イジワルな彼は私を溺愛しています ②
ピンチです。

前には親衛隊の方々。

それに対峙する和海。

親衛隊は私のお供と護衛を称して一緒に私と文化祭をまわると主張している。

和海はいつもならそんなのは蹴散らすが、今はカメラの存在のせいで王子様モードであるため威圧的な態度がとれずにいる。

「会長が有紀様と行動するのには意義はありません。それに少しお供としてついていかせて頂ければいいのです」

「あなた方は好きに行動して下さい。無理に付き合う必要はないですよ」

いつもなら「黙れ。有紀、行くぞ」と言って相手にしない和海だが、今はそうもいかない。

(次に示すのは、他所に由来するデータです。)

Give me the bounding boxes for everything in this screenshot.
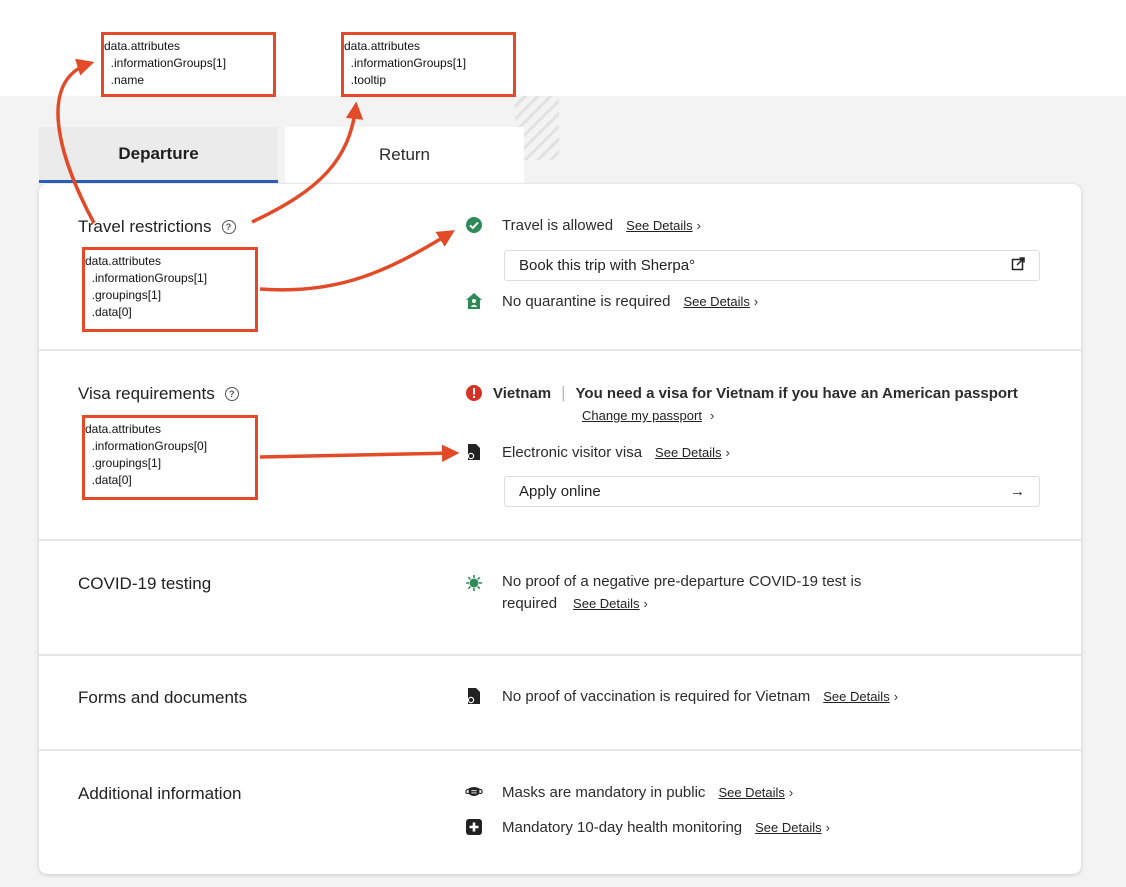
document-icon [465, 443, 483, 461]
change-passport-row: Change my passport › [582, 408, 714, 423]
forms-documents-title: Forms and documents [78, 688, 248, 707]
monitoring-row: Mandatory 10-day health monitoring See D… [465, 818, 830, 836]
apply-online-button[interactable]: Apply online → [504, 476, 1040, 507]
annotation-line: .informationGroups[1] [104, 56, 227, 70]
check-circle-icon [465, 216, 483, 234]
chevron-right-icon: › [709, 408, 715, 423]
section-forms-documents: Forms and documents No proof of vaccinat… [39, 656, 1081, 751]
chevron-right-icon: › [696, 217, 701, 233]
travel-status-text: Travel is allowed [502, 216, 614, 234]
separator: | [561, 383, 566, 402]
annotation-line: .informationGroups[1] [344, 56, 467, 70]
apply-online-label: Apply online [519, 483, 601, 500]
annotation-travel-data: data.attributes .informationGroups[1] .g… [82, 247, 258, 332]
help-icon[interactable]: ? [224, 387, 239, 401]
annotation-line: .informationGroups[0] [85, 439, 208, 453]
annotation-tooltip: data.attributes .informationGroups[1] .t… [341, 32, 516, 97]
annotation-line: .tooltip [344, 73, 387, 87]
annotation-visa-data: data.attributes .informationGroups[0] .g… [82, 415, 258, 500]
visa-message-row: Vietnam | You need a visa for Vietnam if… [465, 383, 1018, 403]
annotation-name: data.attributes .informationGroups[1] .n… [101, 32, 276, 97]
visa-see-details-link[interactable]: See Details [655, 445, 721, 460]
alert-circle-icon [465, 384, 483, 402]
tab-departure[interactable]: Departure [39, 127, 278, 183]
covid-text-line2: required [502, 595, 558, 612]
arrow-right-icon: → [1010, 483, 1025, 500]
masks-text: Masks are mandatory in public [502, 783, 706, 801]
covid-row: No proof of a negative pre-departure COV… [465, 573, 861, 612]
chevron-right-icon: › [788, 784, 794, 800]
additional-information-title: Additional information [78, 784, 242, 803]
annotation-line: .informationGroups[1] [85, 271, 208, 285]
forms-row: No proof of vaccination is required for … [465, 687, 898, 705]
visa-message: You need a visa for Vietnam if you have … [575, 384, 1018, 402]
section-covid-testing: COVID-19 testing No proof of a negative … [39, 541, 1081, 656]
travel-restrictions-title: Travel restrictions ? [78, 217, 236, 237]
section-additional-information: Additional information Masks are mandato… [39, 751, 1081, 874]
travel-restrictions-label: Travel restrictions [78, 217, 212, 236]
home-person-icon [465, 292, 483, 310]
annotation-line: .data[0] [85, 473, 132, 487]
monitoring-text: Mandatory 10-day health monitoring [502, 818, 743, 836]
visa-country: Vietnam [493, 384, 552, 402]
masks-row: Masks are mandatory in public See Detail… [465, 783, 793, 801]
annotation-line: data.attributes [85, 422, 162, 436]
mask-icon [465, 783, 483, 801]
annotation-line: .name [104, 73, 145, 87]
virus-icon [465, 574, 483, 592]
masks-see-details-link[interactable]: See Details [718, 785, 784, 800]
annotation-line: data.attributes [85, 254, 162, 268]
external-link-icon [1011, 256, 1025, 275]
quarantine-row: No quarantine is required See Details › [465, 292, 758, 310]
document-icon [465, 687, 483, 705]
annotation-line: data.attributes [344, 39, 421, 53]
visa-type-text: Electronic visitor visa [502, 443, 643, 461]
annotation-line: .groupings[1] [85, 456, 162, 470]
travel-status-row: Travel is allowed See Details › [465, 216, 701, 234]
medical-cross-icon [465, 818, 483, 836]
tab-return[interactable]: Return [285, 127, 524, 183]
change-passport-link[interactable]: Change my passport [582, 408, 702, 423]
travel-see-details-link[interactable]: See Details [626, 218, 692, 233]
monitoring-see-details-link[interactable]: See Details [755, 820, 821, 835]
covid-see-details-link[interactable]: See Details [573, 596, 639, 611]
chevron-right-icon: › [825, 819, 830, 835]
forms-text: No proof of vaccination is required for … [502, 687, 811, 705]
chevron-right-icon: › [725, 444, 730, 460]
help-icon[interactable]: ? [221, 220, 236, 234]
chevron-right-icon: › [753, 293, 759, 309]
chevron-right-icon: › [643, 596, 648, 611]
book-trip-label: Book this trip with Sherpa° [519, 257, 696, 274]
annotation-line: data.attributes [104, 39, 181, 53]
visa-type-row: Electronic visitor visa See Details › [465, 443, 730, 461]
quarantine-see-details-link[interactable]: See Details [683, 294, 749, 309]
annotation-line: .groupings[1] [85, 288, 162, 302]
chevron-right-icon: › [893, 688, 899, 704]
covid-text-line1: No proof of a negative pre-departure COV… [502, 573, 862, 590]
quarantine-text: No quarantine is required [502, 292, 671, 310]
book-trip-button[interactable]: Book this trip with Sherpa° [504, 250, 1040, 281]
forms-see-details-link[interactable]: See Details [823, 689, 889, 704]
visa-requirements-label: Visa requirements [78, 384, 215, 403]
annotation-line: .data[0] [85, 305, 132, 319]
covid-testing-title: COVID-19 testing [78, 574, 212, 593]
visa-requirements-title: Visa requirements ? [78, 384, 239, 404]
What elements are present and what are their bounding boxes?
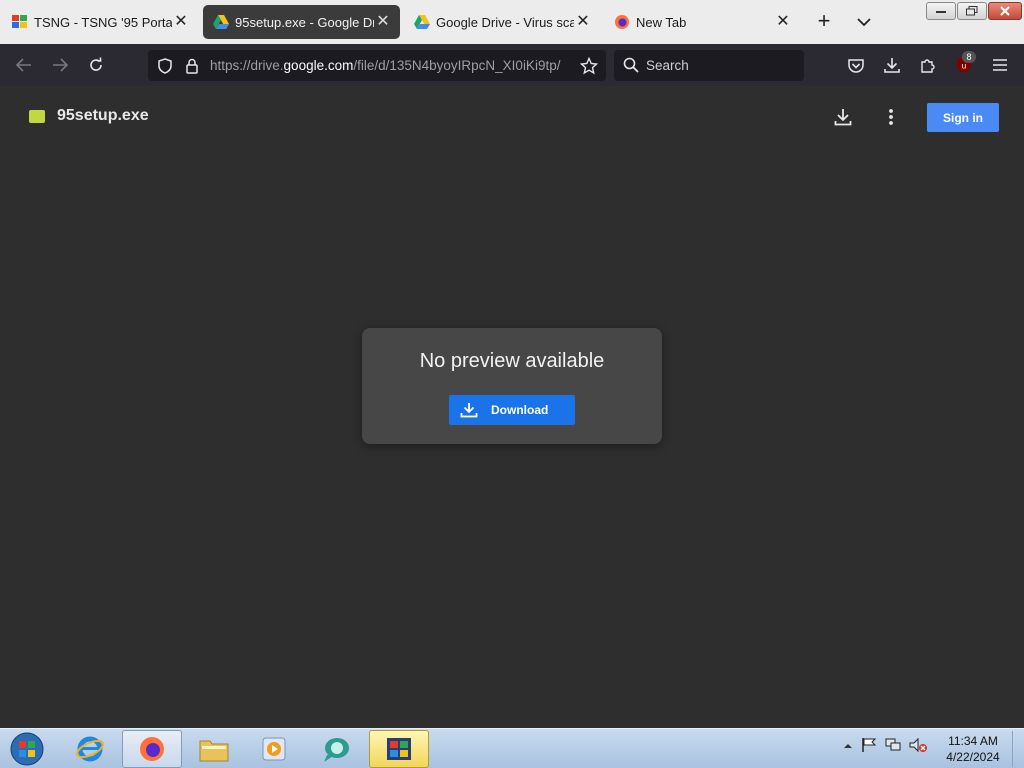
firefox-icon [614,14,630,30]
media-player-icon [262,737,286,761]
search-placeholder: Search [646,58,689,73]
taskbar: 11:34 AM 4/22/2024 [0,728,1024,768]
tab-title: New Tab [636,14,687,30]
tab-new-tab[interactable]: New Tab ✕ [604,5,800,39]
no-preview-message: No preview available [419,350,605,372]
url-path: /file/d/135N4byoyIRpcN_XI0iKi9tp/ [353,58,561,73]
close-tab-icon[interactable]: ✕ [774,14,792,30]
extensions-button[interactable] [914,51,942,79]
url-prefix: https://drive. [210,58,284,73]
file-name: 95setup.exe [57,107,149,124]
close-tab-icon[interactable]: ✕ [374,14,392,30]
show-desktop-button[interactable] [1012,731,1022,767]
arrow-left-icon [16,58,31,72]
taskbar-internet-explorer[interactable] [60,730,120,768]
drive-file-viewer: 95setup.exe Sign in No preview available… [0,86,1024,728]
tab-tsng[interactable]: TSNG - TSNG '95 Portable E ✕ [2,5,198,39]
windows-flag-icon [12,14,28,30]
downloads-button[interactable] [878,51,906,79]
tab-strip: TSNG - TSNG '95 Portable E ✕ 95setup.exe… [0,0,1024,44]
taskbar-clock[interactable]: 11:34 AM 4/22/2024 [940,733,1006,765]
svg-text:u: u [962,62,966,71]
bookmark-star-icon[interactable] [580,57,598,75]
taskbar-media-player[interactable] [244,730,304,768]
new-tab-button[interactable]: + [810,9,838,35]
url-text[interactable]: https://drive.google.com/file/d/135N4byo… [210,57,570,75]
window-controls [926,2,1022,20]
taskbar-tsng95[interactable] [369,730,429,768]
search-icon [623,57,639,78]
pocket-button[interactable] [842,51,870,79]
google-drive-icon [414,14,430,30]
arrow-right-icon [53,58,68,72]
download-icon [884,58,900,73]
download-button[interactable]: Download [449,395,575,425]
taskbar-firefox[interactable] [122,730,182,768]
hamburger-menu-icon [993,59,1007,71]
start-button[interactable] [4,730,50,768]
folder-icon [199,740,229,762]
navigation-bar: https://drive.google.com/file/d/135N4byo… [0,44,1024,86]
url-domain: google.com [283,58,354,73]
close-tab-icon[interactable]: ✕ [172,14,190,30]
google-drive-icon [213,14,229,30]
tab-title: 95setup.exe - Google Drive [235,14,374,30]
viewer-download-button[interactable] [831,105,855,129]
clock-time: 11:34 AM [948,734,998,748]
network-icon[interactable] [884,737,902,758]
system-tray [842,737,928,758]
more-vert-icon [889,109,893,125]
close-tab-icon[interactable]: ✕ [574,14,592,30]
action-center-flag-icon[interactable] [860,737,878,758]
reload-icon [90,57,102,71]
forward-button[interactable] [46,51,74,79]
no-preview-dialog: No preview available Download [362,328,662,444]
chat-bubble-icon [324,738,349,762]
tab-virus-scan[interactable]: Google Drive - Virus scan w ✕ [404,5,600,39]
window-close-button[interactable] [988,2,1022,20]
clock-date: 4/22/2024 [946,750,1000,764]
download-label: Download [491,403,549,417]
list-all-tabs-button[interactable] [850,9,878,35]
extension-badge-count: 8 [962,51,976,63]
tab-title: Google Drive - Virus scan w [436,14,574,30]
reload-button[interactable] [82,51,110,79]
volume-muted-icon[interactable] [908,737,928,758]
show-hidden-icons-icon[interactable] [842,739,854,757]
taskbar-chat-app[interactable] [306,730,366,768]
more-actions-button[interactable] [880,105,902,129]
restore-button[interactable] [957,2,987,20]
windows-95-flag-icon [387,738,411,760]
internet-explorer-icon [76,736,104,762]
url-bar[interactable]: https://drive.google.com/file/d/135N4byo… [148,50,606,81]
tab-95setup[interactable]: 95setup.exe - Google Drive ✕ [203,5,400,39]
pocket-icon [848,58,864,73]
windows-start-orb-icon [10,732,44,766]
back-button[interactable] [10,51,38,79]
firefox-icon [140,737,164,761]
chevron-down-icon [857,18,871,27]
tracking-protection-shield-icon[interactable] [156,57,174,75]
tab-title: TSNG - TSNG '95 Portable E [34,14,172,30]
file-type-icon [29,110,45,123]
sign-in-button[interactable]: Sign in [927,103,999,132]
application-menu-button[interactable] [986,51,1014,79]
puzzle-icon [921,59,935,73]
search-field[interactable]: Search [614,50,804,81]
download-icon [834,109,852,126]
lock-icon[interactable] [183,57,201,75]
minimize-button[interactable] [926,2,956,20]
download-icon [449,402,489,418]
taskbar-file-explorer[interactable] [184,730,244,768]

「好きにしてもいいなら、ついて行ってもよろしいですよね?」

和海の顔が引きつった。

「すいません。少しだけカメラ止めてもらえますか?」

和海はカメラ係の方に笑顔を向けて言った。

「は、はい。少しだけなら……」

「ありがとうございます」

和海はカメラを下ろしたのを見てからにこやかに言ったが、親衛隊の方に向き直ると人が変わったように睨み付けた。

そして、親衛隊の方に近づいた。

「調子のるのもいい加減にしろ。お前らには色々と世話になってるが、やっていい事といけない事は判断しろよ」

気温が一気に氷点下に下がった。

「有紀は俺のもの。お前らのもんじゃねぇ。お前らは有紀が必要とする時だけいればいい」

なんか私が最低の人みたいに言わないでほしい。

「俺の邪魔をするな。今すぐ失せろ」

親衛隊の方々は和海の威圧に負けたのか肩を落とした。

「有紀様、失礼します」

「え、あ、あの」

さすがに申し訳なく思って、親衛隊を呼び止めた。